First quantitative assessment of growth, sugar accumulation and malate breakdown in a single ripening berry

Background: Most approaches to grape physiology accept that the berry and the future harvest should display identical developmental features, which obviously requires synchronised fruits. Aims: Rejecting this assumption compels to revisit the kinetic and metabolic bases of berry ripening. Methods and Results: Two to three thousand berries were individually analysed for sugar, malate and weight. The huge heterogeneity in sugar and malic acid concentrations among fruits was mostly explained by time lags in the onset of sugar storage, which proved nearly as long as the second growth phase. Individual berries from different cultivars displayed similar kinetics following the normalisation of their maximal volume. Phloem sucrose unloading started at its maximum speed at softening, but growth resumed one week later. Four hexoses accumulated per malic acid, which was oxidised during the first two weeks of ripening, and then malate breakdown stopped without affecting sugar accumulation.
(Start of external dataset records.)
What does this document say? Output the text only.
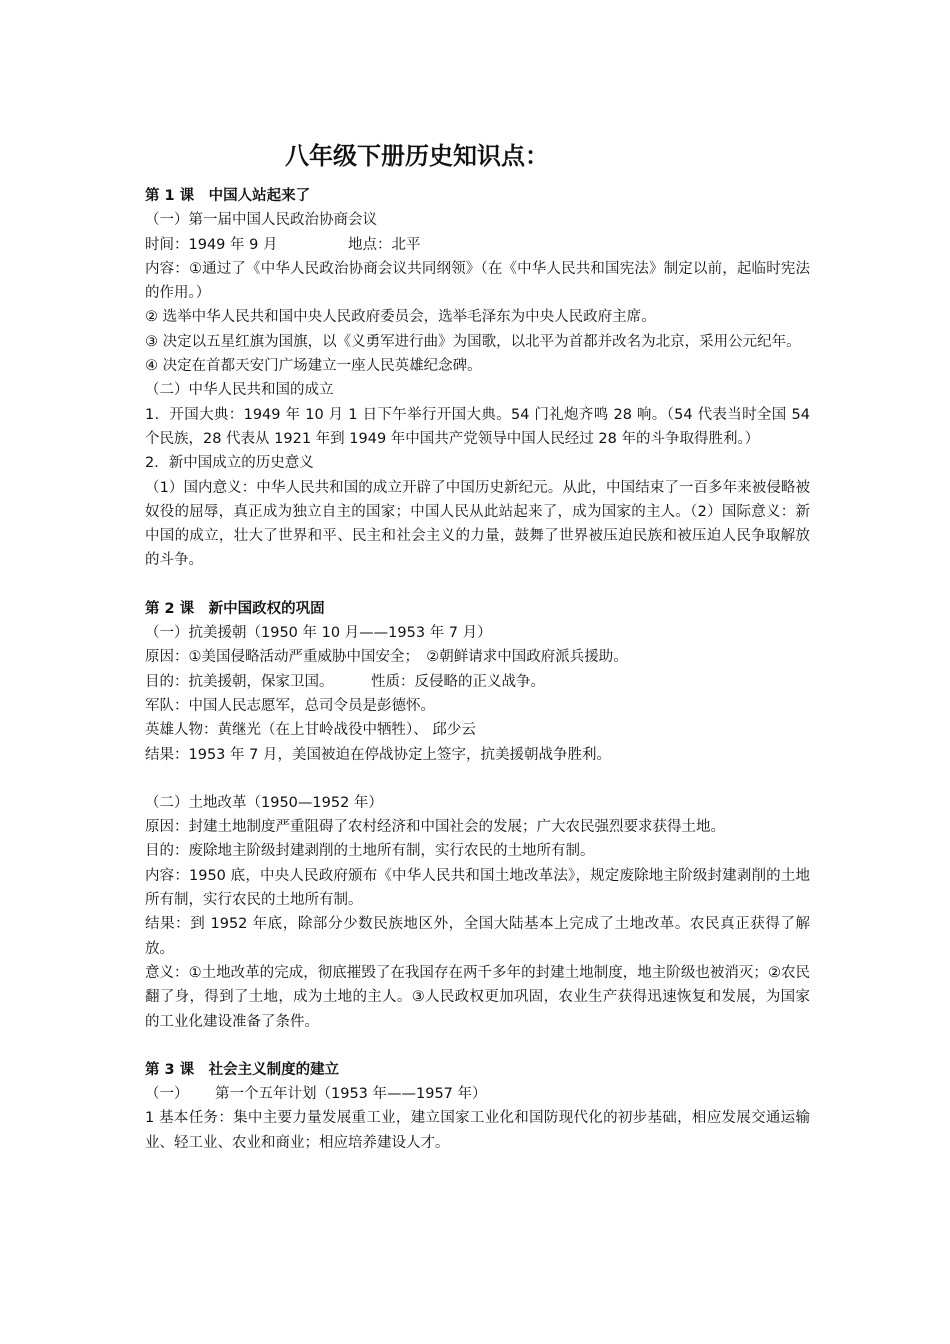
八年级下册历史知识点：

第 1 课　中国人站起来了

（一）第一届中国人民政治协商会议

时间：1949 年 9 月	地点：北平

内容：①通过了《中华人民政治协商会议共同纲领》（在《中华人民共和国宪法》制定以前，起临时宪法的作用。）

② 选举中华人民共和国中央人民政府委员会，选举毛泽东为中央人民政府主席。

③ 决定以五星红旗为国旗，以《义勇军进行曲》为国歌，以北平为首都并改名为北京，采用公元纪年。

④ 决定在首都天安门广场建立一座人民英雄纪念碑。

（二）中华人民共和国的成立

1．开国大典：1949 年 10 月 1 日下午举行开国大典。54 门礼炮齐鸣 28 响。（54 代表当时全国 54 个民族，28 代表从 1921 年到 1949 年中国共产党领导中国人民经过 28 年的斗争取得胜利。）

2．新中国成立的历史意义

（1）国内意义：中华人民共和国的成立开辟了中国历史新纪元。从此，中国结束了一百多年来被侵略被奴役的屈辱，真正成为独立自主的国家；中国人民从此站起来了，成为国家的主人。（2）国际意义：新中国的成立，壮大了世界和平、民主和社会主义的力量，鼓舞了世界被压迫民族和被压迫人民争取解放的斗争。

第 2 课　新中国政权的巩固

（一）抗美援朝（1950 年 10 月——1953 年 7 月）

原因：①美国侵略活动严重威胁中国安全；　②朝鲜请求中国政府派兵援助。

目的：抗美援朝，保家卫国。	性质：反侵略的正义战争。

军队：中国人民志愿军，总司令员是彭德怀。

英雄人物：黄继光（在上甘岭战役中牺牲）、 邱少云

结果：1953 年 7 月，美国被迫在停战协定上签字，抗美援朝战争胜利。

（二）土地改革（1950—1952 年）

原因：封建土地制度严重阻碍了农村经济和中国社会的发展；广大农民强烈要求获得土地。

目的：废除地主阶级封建剥削的土地所有制，实行农民的土地所有制。

内容：1950 底，中央人民政府颁布《中华人民共和国土地改革法》，规定废除地主阶级封建剥削的土地所有制，实行农民的土地所有制。

结果：到 1952 年底，除部分少数民族地区外，全国大陆基本上完成了土地改革。农民真正获得了解放。

意义：①土地改革的完成，彻底摧毁了在我国存在两千多年的封建土地制度，地主阶级也被消灭；②农民翻了身，得到了土地，成为土地的主人。③人民政权更加巩固，农业生产获得迅速恢复和发展，为国家的工业化建设准备了条件。

第 3 课　社会主义制度的建立

（一） 第一个五年计划（1953 年——1957 年）

1 基本任务：集中主要力量发展重工业，建立国家工业化和国防现代化的初步基础，相应发展交通运输业、轻工业、农业和商业；相应培养建设人才。
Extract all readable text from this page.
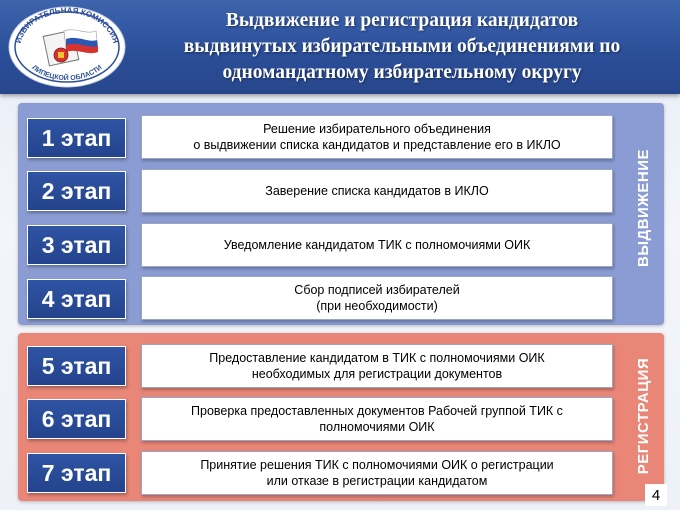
ИЗБИРАТЕЛЬНАЯ КОМИССИЯ
ЛИПЕЦКОЙ ОБЛАСТИ
Выдвижение и регистрация кандидатов
выдвинутых избирательными объединениями по
одномандатному избирательному округу
ВЫДВИЖЕНИЕ
РЕГИСТРАЦИЯ
1 этап	Решение избирательного объединения
о выдвижении списка кандидатов и представление его в ИКЛО
2 этап	Заверение списка кандидатов в ИКЛО
3 этап	Уведомление кандидатом ТИК с полномочиями ОИК
4 этап	Сбор подписей избирателей
(при необходимости)
5 этап	Предоставление кандидатом в ТИК с полномочиями ОИК
необходимых для регистрации документов
6 этап	Проверка предоставленных документов Рабочей группой ТИК с
полномочиями ОИК
7 этап	Принятие решения ТИК с полномочиями ОИК о регистрации
или отказе в регистрации кандидатом
4
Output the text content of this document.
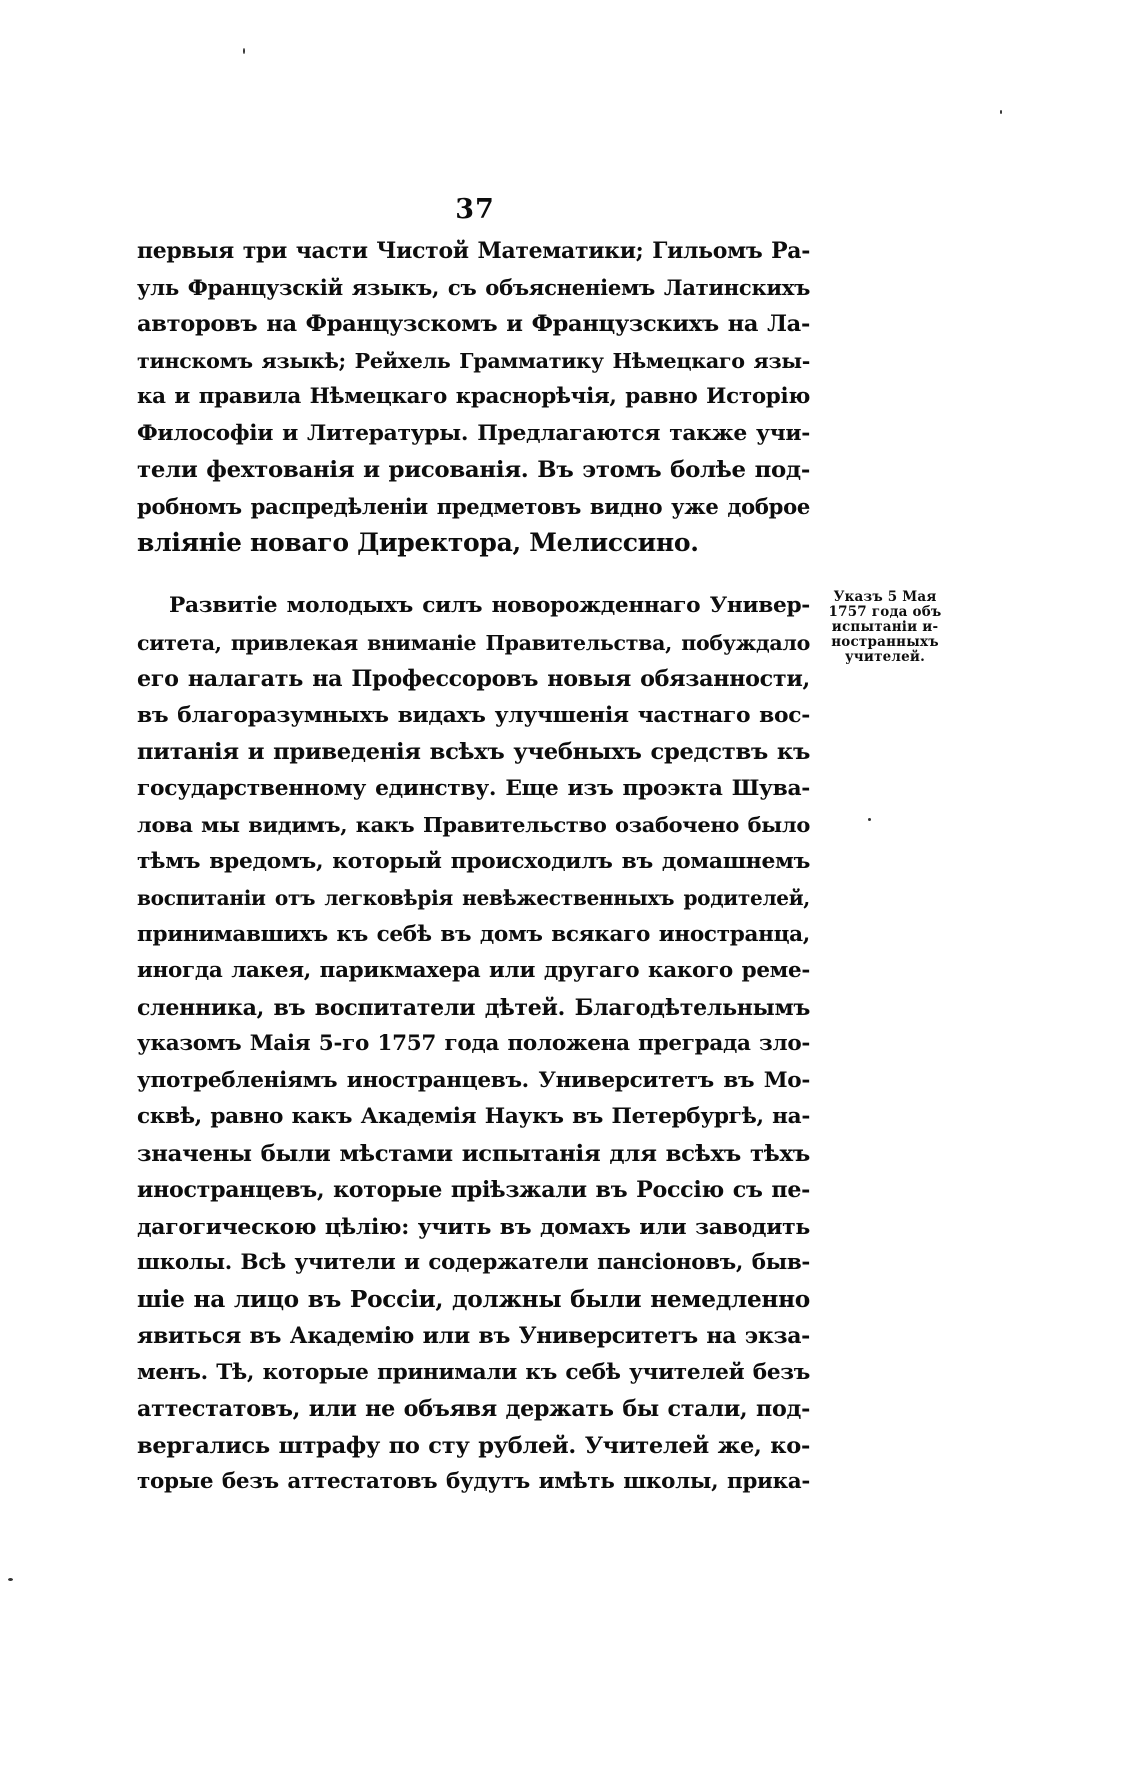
37
первыя три части Чистой Математики; Гильомъ Ра-
уль Французскій языкъ, съ объясненіемъ Латинскихъ
авторовъ на Французскомъ и Французскихъ на Ла-
тинскомъ языкѣ; Рейхель Грамматику Нѣмецкаго язы-
ка и правила Нѣмецкаго краснорѣчія, равно Исторію
Философіи и Литературы. Предлагаются также учи-
тели фехтованія и рисованія. Въ этомъ болѣе под-
робномъ распредѣленіи предметовъ видно уже доброе
вліяніе новаго Директора, Мелиссино.
Развитіе молодыхъ силъ новорожденнаго Универ-
ситета, привлекая вниманіе Правительства, побуждало
его налагать на Профессоровъ новыя обязанности,
въ благоразумныхъ видахъ улучшенія частнаго вос-
питанія и приведенія всѣхъ учебныхъ средствъ къ
государственному единству. Еще изъ проэкта Шува-
лова мы видимъ, какъ Правительство озабочено было
тѣмъ вредомъ, который происходилъ въ домашнемъ
воспитаніи отъ легковѣрія невѣжественныхъ родителей,
принимавшихъ къ себѣ въ домъ всякаго иностранца,
иногда лакея, парикмахера или другаго какого реме-
сленника, въ воспитатели дѣтей. Благодѣтельнымъ
указомъ Маія 5-го 1757 года положена преграда зло-
употребленіямъ иностранцевъ. Университетъ въ Мо-
сквѣ, равно какъ Академія Наукъ въ Петербургѣ, на-
значены были мѣстами испытанія для всѣхъ тѣхъ
иностранцевъ, которые пріѣзжали въ Россію съ пе-
дагогическою цѣлію: учить въ домахъ или заводить
школы. Всѣ учители и содержатели пансіоновъ, быв-
шіе на лицо въ Россіи, должны были немедленно
явиться въ Академію или въ Университетъ на экза-
менъ. Тѣ, которые принимали къ себѣ учителей безъ
аттестатовъ, или не объявя держать бы стали, под-
вергались штрафу по сту рублей. Учителей же, ко-
торые безъ аттестатовъ будутъ имѣть школы, прика-
Указъ 5 Мая
1757 года объ
испытаніи и-
ностранныхъ
учителей.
Sugar and water accumulation were simultaneously arrested four weeks after softening, at 0.9 M hexose, at which point sugar concentration continued through water losses. Conclusions: The accepted sequential random sampling methods representative of average fruit and future wine compositions have led to a scrambled vision of grape developmental biology, presenting serious kinetic and composition biases. Single berry composition provides first quantitative evidence for the induction of a dominant H+/ sucrose exchange on the tonoplast, which is first electro-neutralised by malate breakdown, then by ATP demanding H+ recirculation, in line with functional and molecular studies. Significance of the Study: The kinetics of single berry ripening are presented for the first time. A more reliable and reproducible model of berry growth, sugar import and malate breakdown is shown here, which have definitively been improved from a quantitative point of view. It illustrates that the temporal structure of a berry population may largely contribute to future wine quality, in addition to metabolic plasticity, thereby providing another target for the impact of GxE interaction. In this respect, addressing the structure of berry cohorts may provide a new approach regarding the developmental biology/terroir nexus.